The power function of a test is then defined as : \begin{align} \pi(\theta) = E_\theta(\phi(X_n) \forall \theta \in \Theta \end{align}
The probability of committing a type I error is $\alpha$ because : \begin{align} \alpha &= E_{\theta_0}(\phi(x) \\ &= 1 \times P(-\sum_{i=1}^n ln(X_i) > \theta_0^{-1}G_n^{-1}(1-\alpha)) + \gamma \times P(-\sum_{i=1}^n ln(X_i) = \theta_0^{-1}G_n^{-1}(1-\alpha)) \end{align}
I have noted that : \begin{align} P(-\sum_{i=1}^n ln(X_i) > \theta_0^{-1}G_n^{-1}(1-\alpha)) \\ \Leftrightarrow P(\sum_{i=1}^n ln(X_i) < G_{n,\theta_0^{-1}}(1-\alpha)) = \alpha \end{align} Therefore I found an explicit expression for the probability of type I error : \begin{align} P(\sum_{i=1}^n ln(X_i) < G_{n,\theta_0^{-1}}(1-\alpha)) = \alpha \end{align} This is assuming that $P(-\sum_{i=1}^n ln(X_i) = \theta_0^{-1}G_n^{-1}(1-\alpha)) = 0$ which I think is a reasonable assumption to make if the distribution is continuous, the probability of it taking a finite value is 0.
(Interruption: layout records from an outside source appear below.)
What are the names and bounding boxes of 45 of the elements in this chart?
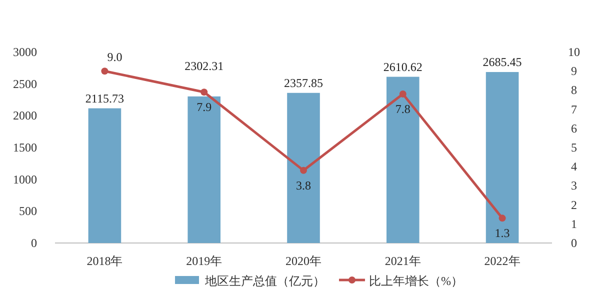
data-label: 9.0 (107, 50, 122, 64)
y2-tick-label: 0 (571, 236, 577, 250)
data-label: 2357.85 (284, 76, 323, 90)
legend-label: 比上年增长（%） (369, 274, 463, 288)
data-label: 2610.62 (383, 60, 422, 74)
y2-tick-label: 8 (571, 83, 577, 98)
y2-tick-label: 4 (571, 160, 577, 174)
x-tick-label: 2019年 (186, 254, 222, 268)
point (300, 166, 307, 174)
bar (386, 76, 420, 243)
y-tick-label: 500 (19, 204, 37, 218)
point (101, 68, 108, 75)
data-label: 3.8 (296, 178, 311, 192)
y-tick-label: 1000 (13, 172, 37, 186)
bar (88, 108, 122, 243)
x-tick-label: 2021年 (384, 254, 421, 268)
y2-tick-label: 9 (571, 64, 577, 78)
data-label: 2115.73 (85, 91, 124, 106)
y-tick-label: 2000 (13, 108, 37, 123)
y2-tick-label: 3 (571, 178, 577, 193)
x-tick-label: 2022年 (484, 254, 520, 268)
y2-tick-label: 2 (571, 198, 577, 212)
y-tick-label: 3000 (13, 45, 37, 59)
data-label: 7.9 (196, 100, 212, 114)
y2-tick-label: 10 (568, 45, 580, 59)
point (200, 88, 208, 96)
y2-tick-label: 1 (571, 216, 577, 231)
y2-tick-label: 7 (571, 102, 577, 116)
data-label: 2685.45 (482, 55, 522, 70)
legend-label: 地区生产总值（亿元） (204, 274, 325, 288)
y-tick-label: 2500 (13, 76, 37, 91)
y-tick-label: 0 (31, 236, 37, 250)
x-tick-label: 2018年 (86, 254, 123, 268)
bar (188, 96, 220, 243)
y2-tick-label: 6 (571, 121, 577, 136)
y2-tick-label: 5 (571, 140, 577, 154)
data-label: 2302.31 (184, 59, 224, 74)
data-label: 7.8 (395, 102, 410, 116)
bar (486, 72, 519, 243)
x-tick-label: 2020年 (286, 254, 322, 268)
bar (287, 92, 320, 243)
data-label: 1.3 (494, 226, 510, 240)
point (399, 90, 406, 98)
y-tick-label: 1500 (13, 140, 37, 154)
point (498, 214, 506, 222)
Nevertheless, I don't know how to compute the type 2 error which is defined as : \begin{align} 1 - E_{\theta_1}(\phi(x)) \end{align}
N.B : I am asking this question for a homework therefore I am looking for hints rather than solutions.
Edit :
Finding the power function :
Actually, based on this I've found that :
\begin{align} P\Big(-\sum ln(X_i) > \theta_0^{-1}G^{-1}_n(1-\alpha \Big) &= 1 - P\Big(-\sum ln(X_i) < G_{n,\theta_0^{-1}}^{-1}(1-\alpha) \Big) \\ &= 1 -G_{n,\theta_0^{-1}} \end{align}
There is no closed form expression for the cdf of a Gamma distribution but I can plot the values of the power function for a sample size $n=20$ and a true parameter $\theta_0=2$ with the following line of R code :
plot(seq(1:100),1-pgamma(seq(1:100),20,0.5))
Which gives the following plot for my power function :
As known, $T=\Sigma_i \log X_i$ is CSS for $\theta$ thus, using a well known theorem on regular Exponential families, the critical region (rejection region) is
$$\mathbb{P}[T>c|\theta_0]=\alpha$$
knowing the distribution of $Y=-T$ (I prefer to indicate it as $\text{Gamma}(n;\theta)$) you get
$$\mathbb{P}[Y<k|\theta_0]=\alpha$$
Example: testing $H_0=1$ Vs $H_1>1$ with the random sample
$$\{0.6;0.7;0.4\}$$
we know that
$$(2Y|\theta_0=1)=-2\Sigma_i\log X_i\sim\chi_{(6)}^2$$
thus the critical region is
$$-2\Sigma_i\log X_i<1.64$$
As the give observation show:
$$-2\log(0.6\cdot0.7\cdot 0.4)=3.57$$
we cannot reject $H_0$
To evaluate Type II error, without fixing a specific value for $\theta_1$ you have to use the same procedure finding a power function; $\beta$ is its complement.